Among his most famous works are Dalagang Bukid, Ang Tapis Mo Inday, Dungawin Mo Hirang, with Santiago Suarez; Pandangguhan, with Antonino Buenaventura; Hatinggabi with Antonio J. Molina; Ang Pasko ay Sumapit with Vicente Rubi; Matud Nila with Ben Zubiri; Bagong Pagsilang, Pasko Na Naman with Felipe de Leon; Ugoy ng Duyan with Lucio San Pedro; Rosas Pandan with Manuel Lopez; Saan Ka Man Naroroon with Restie Umali; Gaano Ko Ikaw Kamahal, Kahit Na Magtiis, Kalesa with Ernani Cuenco; Pitong Gatang, Sapagkat Kami ay Tao Lamang, Kapag Puso’y Sinugatan, with Tony Maiquez; Waray-Waray, Alembong, Basta’t Mahal Kita, Ikaw Kasi, with Juan Silos, Jr.; Walang Kapantay; with Manuel Villar, adaptations of foreign hits like Kahit Konting Pagtingin plus the many Filipino folk melodies that he gave lyrics to like Salakot, Carinosa, O Maliwanag Na Buwan, Ako ay May Singsing, and Ang Maglalatik.

San Pedro studied music at the UP and the Julliard School of Music in the US of A but his best classroom was the band that his father put up in Angono, Rizal when he was just a boy. He is fondly called Maestro Lucio because it is believed that it was as a teacher at the UP and other schools that he did his best work. He is best known in the pop music circle for his lullaby Ugoy ng Duyan, with lyrics by Celerio.

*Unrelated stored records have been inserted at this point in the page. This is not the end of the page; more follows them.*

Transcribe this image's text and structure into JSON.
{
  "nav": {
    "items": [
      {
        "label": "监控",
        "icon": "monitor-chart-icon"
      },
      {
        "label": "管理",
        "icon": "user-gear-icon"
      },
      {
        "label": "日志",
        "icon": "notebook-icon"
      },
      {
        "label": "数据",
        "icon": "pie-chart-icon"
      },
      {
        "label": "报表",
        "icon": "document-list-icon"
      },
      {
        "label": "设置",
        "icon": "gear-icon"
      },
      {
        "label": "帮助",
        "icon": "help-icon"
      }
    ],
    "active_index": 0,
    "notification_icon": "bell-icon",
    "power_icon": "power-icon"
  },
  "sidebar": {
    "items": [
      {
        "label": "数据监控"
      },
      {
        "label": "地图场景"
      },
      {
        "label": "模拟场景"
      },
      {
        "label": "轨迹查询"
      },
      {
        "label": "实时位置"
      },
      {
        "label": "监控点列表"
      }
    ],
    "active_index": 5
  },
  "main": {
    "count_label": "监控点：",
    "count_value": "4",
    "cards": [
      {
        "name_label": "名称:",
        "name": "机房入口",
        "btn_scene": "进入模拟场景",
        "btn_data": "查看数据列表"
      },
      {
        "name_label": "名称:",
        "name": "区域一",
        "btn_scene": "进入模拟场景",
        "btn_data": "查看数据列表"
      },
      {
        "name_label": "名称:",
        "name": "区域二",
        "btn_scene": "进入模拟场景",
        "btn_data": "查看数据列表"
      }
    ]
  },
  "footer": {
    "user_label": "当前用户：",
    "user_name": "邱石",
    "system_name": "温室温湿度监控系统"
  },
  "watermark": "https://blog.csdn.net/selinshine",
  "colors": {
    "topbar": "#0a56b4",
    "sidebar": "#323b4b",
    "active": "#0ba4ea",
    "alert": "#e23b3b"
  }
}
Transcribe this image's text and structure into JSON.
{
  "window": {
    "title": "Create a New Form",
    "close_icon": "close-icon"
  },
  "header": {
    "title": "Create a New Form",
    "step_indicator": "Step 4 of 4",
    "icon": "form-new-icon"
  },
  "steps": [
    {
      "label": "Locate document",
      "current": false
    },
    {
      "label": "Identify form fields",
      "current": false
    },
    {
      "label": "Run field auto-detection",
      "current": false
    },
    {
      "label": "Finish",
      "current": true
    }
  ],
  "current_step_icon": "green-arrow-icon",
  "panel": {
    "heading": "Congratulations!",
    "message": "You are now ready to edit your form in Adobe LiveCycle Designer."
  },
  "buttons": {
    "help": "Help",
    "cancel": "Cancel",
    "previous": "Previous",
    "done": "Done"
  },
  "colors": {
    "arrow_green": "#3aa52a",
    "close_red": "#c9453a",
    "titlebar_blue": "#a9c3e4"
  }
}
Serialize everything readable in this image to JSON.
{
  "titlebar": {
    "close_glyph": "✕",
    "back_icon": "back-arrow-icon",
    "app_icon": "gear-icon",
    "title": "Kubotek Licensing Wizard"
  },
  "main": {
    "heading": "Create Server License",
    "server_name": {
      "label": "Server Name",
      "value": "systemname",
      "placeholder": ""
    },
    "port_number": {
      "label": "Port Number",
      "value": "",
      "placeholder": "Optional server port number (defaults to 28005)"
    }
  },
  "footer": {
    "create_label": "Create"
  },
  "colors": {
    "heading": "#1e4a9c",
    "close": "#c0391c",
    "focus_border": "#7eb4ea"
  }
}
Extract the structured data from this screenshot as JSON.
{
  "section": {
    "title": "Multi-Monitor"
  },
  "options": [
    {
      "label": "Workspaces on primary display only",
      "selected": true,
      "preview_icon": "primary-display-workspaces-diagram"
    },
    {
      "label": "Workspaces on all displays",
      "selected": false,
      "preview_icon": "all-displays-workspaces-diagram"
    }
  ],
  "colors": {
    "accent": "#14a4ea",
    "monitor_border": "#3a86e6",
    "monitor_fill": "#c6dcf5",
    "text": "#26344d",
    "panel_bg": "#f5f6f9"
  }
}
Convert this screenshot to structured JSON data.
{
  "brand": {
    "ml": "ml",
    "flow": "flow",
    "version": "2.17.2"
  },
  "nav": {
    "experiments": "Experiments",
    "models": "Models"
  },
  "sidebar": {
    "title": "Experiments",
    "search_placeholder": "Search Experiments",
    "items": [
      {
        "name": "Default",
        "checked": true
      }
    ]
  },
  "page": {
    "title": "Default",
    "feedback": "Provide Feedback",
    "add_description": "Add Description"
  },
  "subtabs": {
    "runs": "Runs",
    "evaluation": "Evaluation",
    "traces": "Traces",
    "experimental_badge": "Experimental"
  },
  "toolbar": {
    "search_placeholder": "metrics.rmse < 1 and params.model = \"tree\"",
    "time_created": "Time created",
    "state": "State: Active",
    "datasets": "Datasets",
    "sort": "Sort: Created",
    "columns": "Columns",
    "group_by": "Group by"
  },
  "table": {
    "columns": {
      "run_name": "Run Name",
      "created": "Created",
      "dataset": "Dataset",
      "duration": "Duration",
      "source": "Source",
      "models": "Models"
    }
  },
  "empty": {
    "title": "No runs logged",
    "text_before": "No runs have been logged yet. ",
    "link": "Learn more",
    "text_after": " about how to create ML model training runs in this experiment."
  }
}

The song was used as the theme of the award-winning motion picture Abakada, Ina a year ago and has been recorded several times by a number of artists ranging from the great Pilita Corrales to the local boy group Jeremiah.

Some of San Pedro’s other laudable works are the oratorio The Redeemer, presented at the Cultural Center of the Philippines; the symphonic poem Lahing Kayumanggi, which won the Republic Cultural Heritage Award in 1962; the cantata Sa Dalampasigan, a Violin Concerto in D, a Suite Pastorale, the Santo Nino Mass, as well as music for the movies, Sakada and Darna and stage presentations like the Lenten play Martir Sa Golgota and other hymns, masses, tone poems and many more.

My condolences to the families of Levi Celerio and Lucio San Pedro and I wish to add that Filipinos are eternally grateful they came along and helped us enjoy the music more.